Il existe deux sortes de justice :

·         la justice distributive (selon le mérite) ;
·         la justice commutative (où il y a égalité dans les échanges).

On ne peut être pleinement juste que dans la cité. On ne peut pas être homme dans son coin. On ne peut pas l’être dans une société de servitude.

Dans sa Somme théologique, Saint Thomas d’Aquin, sur 3.000 pages, en consacre 2.000 à la morale et il passe en revue vertus et vices. Parmi les vertus connexes :

·         la véracité peut se définir comme la propension à dire le vrai : la société socialiste favorise au contraire la tromperie sur la marchandise par l’irresponsabilité ;
·         la libéralité consiste à donner un peu plus que ce que l’on doit : on ne peut pas être libéral dans ce sens-là si l’on ne possède rien ;
·         l’esprit de paix reconnaît que la prédation n’est pas payante : il est difficile de commercer en cas de guerre et commercer, c’est renoncer à la violence ;
·         la tolérance revient à laisser autrui faire ce qu’il veut et à ne pas se préoccuper de ce qu’il fait : les socialismes, au contraire, sont intolérants, par construction, puisqu’ils font des comparaisons entre ce que possèdent les gens.

Toutes ces vertus ne peuvent donc se développer que dans le contexte d’une société libre, où on aime produire, et non pas dans celui d’une société socialiste, où on fait du lobbying, ce qui se traduit par un amoindrissement de l’humain.

Philippe Nemo termine par les trois vertus théologales, la foi, l’espérance et la charité. Ce ne sont pas des vertus qui sont en elles-mêmes favorisées par la société libre, mais il est tout de même plus facile de les y pratiquer que dans la société socialiste.

Répondant à des questions, Philippe Nemo remarque qu’en France les adversaires du libéralisme ont réussi leur coup en prenant l’école, que, si la gauche a perdu en fait la bataille des idées, elle n’en possède pas moins les institutions, qu’elle détient le pays légal et qu’elle n’écoute pas le pays réel…
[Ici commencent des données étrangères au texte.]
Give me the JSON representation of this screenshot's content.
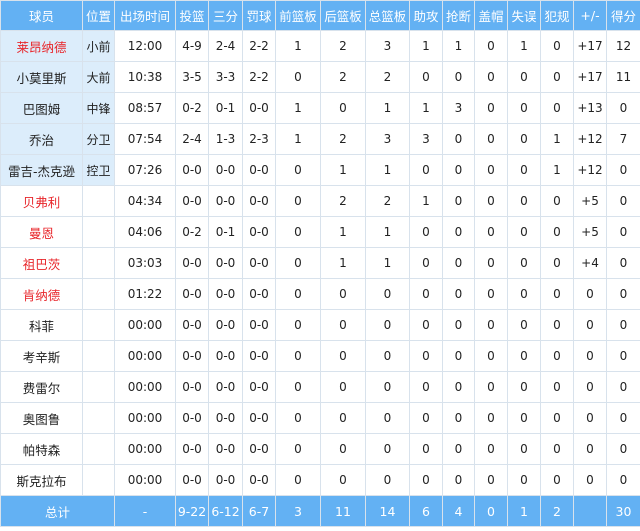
{
  "table": {
    "headers": [
      "球员",
      "位置",
      "出场时间",
      "投篮",
      "三分",
      "罚球",
      "前篮板",
      "后篮板",
      "总篮板",
      "助攻",
      "抢断",
      "盖帽",
      "失误",
      "犯规",
      "+/-",
      "得分"
    ],
    "rows": [
      [
        "莱昂纳德",
        "小前",
        "12:00",
        "4-9",
        "2-4",
        "2-2",
        "1",
        "2",
        "3",
        "1",
        "1",
        "0",
        "1",
        "0",
        "+17",
        "12"
      ],
      [
        "小莫里斯",
        "大前",
        "10:38",
        "3-5",
        "3-3",
        "2-2",
        "0",
        "2",
        "2",
        "0",
        "0",
        "0",
        "0",
        "0",
        "+17",
        "11"
      ],
      [
        "巴图姆",
        "中锋",
        "08:57",
        "0-2",
        "0-1",
        "0-0",
        "1",
        "0",
        "1",
        "1",
        "3",
        "0",
        "0",
        "0",
        "+13",
        "0"
      ],
      [
        "乔治",
        "分卫",
        "07:54",
        "2-4",
        "1-3",
        "2-3",
        "1",
        "2",
        "3",
        "3",
        "0",
        "0",
        "0",
        "1",
        "+12",
        "7"
      ],
      [
        "雷吉-杰克逊",
        "控卫",
        "07:26",
        "0-0",
        "0-0",
        "0-0",
        "0",
        "1",
        "1",
        "0",
        "0",
        "0",
        "0",
        "1",
        "+12",
        "0"
      ],
      [
        "贝弗利",
        "",
        "04:34",
        "0-0",
        "0-0",
        "0-0",
        "0",
        "2",
        "2",
        "1",
        "0",
        "0",
        "0",
        "0",
        "+5",
        "0"
      ],
      [
        "曼恩",
        "",
        "04:06",
        "0-2",
        "0-1",
        "0-0",
        "0",
        "1",
        "1",
        "0",
        "0",
        "0",
        "0",
        "0",
        "+5",
        "0"
      ],
      [
        "祖巴茨",
        "",
        "03:03",
        "0-0",
        "0-0",
        "0-0",
        "0",
        "1",
        "1",
        "0",
        "0",
        "0",
        "0",
        "0",
        "+4",
        "0"
      ],
      [
        "肯纳德",
        "",
        "01:22",
        "0-0",
        "0-0",
        "0-0",
        "0",
        "0",
        "0",
        "0",
        "0",
        "0",
        "0",
        "0",
        "0",
        "0"
      ],
      [
        "科菲",
        "",
        "00:00",
        "0-0",
        "0-0",
        "0-0",
        "0",
        "0",
        "0",
        "0",
        "0",
        "0",
        "0",
        "0",
        "0",
        "0"
      ],
      [
        "考辛斯",
        "",
        "00:00",
        "0-0",
        "0-0",
        "0-0",
        "0",
        "0",
        "0",
        "0",
        "0",
        "0",
        "0",
        "0",
        "0",
        "0"
      ],
      [
        "费雷尔",
        "",
        "00:00",
        "0-0",
        "0-0",
        "0-0",
        "0",
        "0",
        "0",
        "0",
        "0",
        "0",
        "0",
        "0",
        "0",
        "0"
      ],
      [
        "奥图鲁",
        "",
        "00:00",
        "0-0",
        "0-0",
        "0-0",
        "0",
        "0",
        "0",
        "0",
        "0",
        "0",
        "0",
        "0",
        "0",
        "0"
      ],
      [
        "帕特森",
        "",
        "00:00",
        "0-0",
        "0-0",
        "0-0",
        "0",
        "0",
        "0",
        "0",
        "0",
        "0",
        "0",
        "0",
        "0",
        "0"
      ],
      [
        "斯克拉布",
        "",
        "00:00",
        "0-0",
        "0-0",
        "0-0",
        "0",
        "0",
        "0",
        "0",
        "0",
        "0",
        "0",
        "0",
        "0",
        "0"
      ]
    ],
    "totals": [
      "总计",
      "-",
      "9-22",
      "6-12",
      "6-7",
      "3",
      "11",
      "14",
      "6",
      "4",
      "0",
      "1",
      "2",
      "",
      "30"
    ]
  },
  "colors": {
    "header_bg": "#63b1f3",
    "header_text": "#ffffff",
    "starter_bg": "#dcedfb",
    "highlight_name": "#e8262b",
    "grid_line": "#d8e2ec"
  }
}
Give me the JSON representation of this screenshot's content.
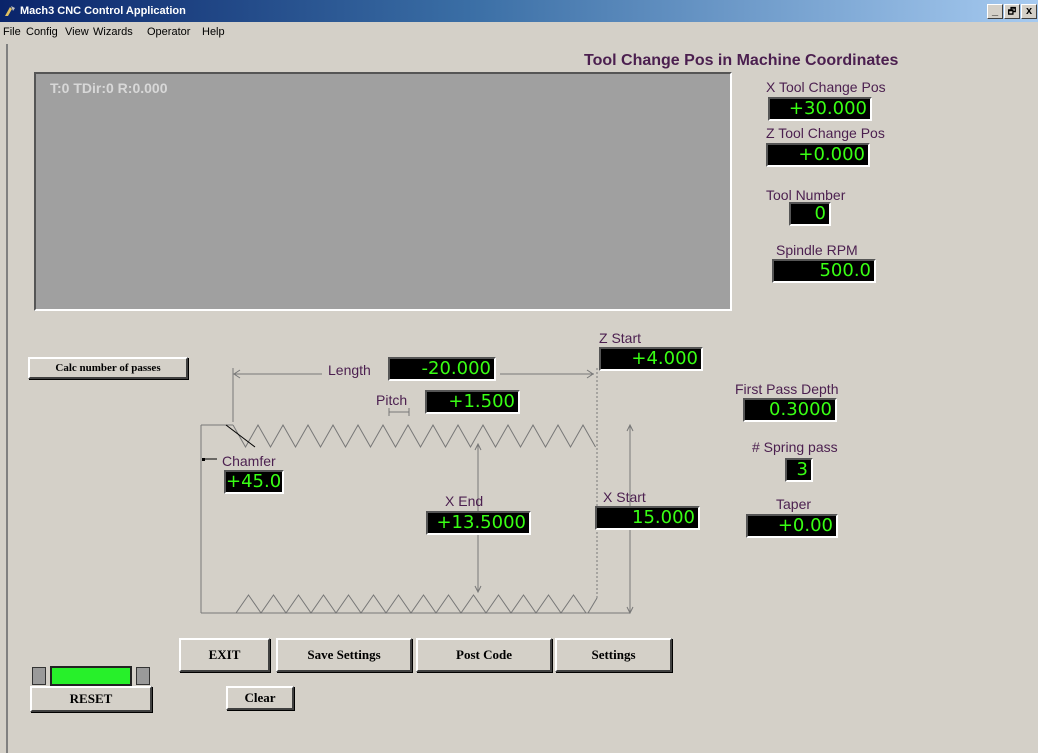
{
  "window": {
    "title": "Mach3 CNC Control Application",
    "controls": {
      "minimize": "_",
      "restore": "🗗",
      "close": "x"
    }
  },
  "menu": [
    "File",
    "Config",
    "View",
    "Wizards",
    "Operator",
    "Help"
  ],
  "toolpath": {
    "status": "T:0 TDir:0 R:0.000"
  },
  "tool_change": {
    "heading": "Tool Change Pos in Machine Coordinates",
    "x_label": "X Tool Change Pos",
    "x_value": "+30.000",
    "z_label": "Z Tool Change Pos",
    "z_value": "+0.000",
    "tool_number_label": "Tool Number",
    "tool_number_value": "0",
    "spindle_label": "Spindle RPM",
    "spindle_value": "500.0"
  },
  "thread": {
    "length_label": "Length",
    "length_value": "-20.000",
    "pitch_label": "Pitch",
    "pitch_value": "+1.500",
    "z_start_label": "Z Start",
    "z_start_value": "+4.000",
    "chamfer_label": "Chamfer",
    "chamfer_value": "+45.0",
    "x_end_label": "X End",
    "x_end_value": "+13.5000",
    "x_start_label": "X Start",
    "x_start_value": "15.000",
    "first_pass_label": "First Pass Depth",
    "first_pass_value": "0.3000",
    "spring_label": "# Spring pass",
    "spring_value": "3",
    "taper_label": "Taper",
    "taper_value": "+0.00"
  },
  "buttons": {
    "calc": "Calc number of passes",
    "exit": "EXIT",
    "save": "Save Settings",
    "post": "Post Code",
    "settings": "Settings",
    "reset": "RESET",
    "clear": "Clear"
  },
  "colors": {
    "label": "#4b1f4f",
    "dro_text": "#39ff14",
    "dro_bg": "#000000",
    "led": "#27f02a"
  }
}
François Hollande a déclaré qu’il ne lisait  pas de livres. En sortant de La Société de Lecture, je fais remarquer à Philippe Nemo la phrase latine – elle est de Saint Thomas d’Aquin -, inscrite sur son frontispice : « Timeo hominem unius libri », c’est-à-dire « Je crains l’homme d’un seul livre ». Il me fait remarquer en retour que c’est une phrase qu’un musulman ne devrait en principe pas apprécier… Je lui réponds qu’il faut de toute façon craindre davantage l’homme d’aucun livre…

Philippe Nemo, Esthétique de la liberté, PUF, 2014, 220 pages.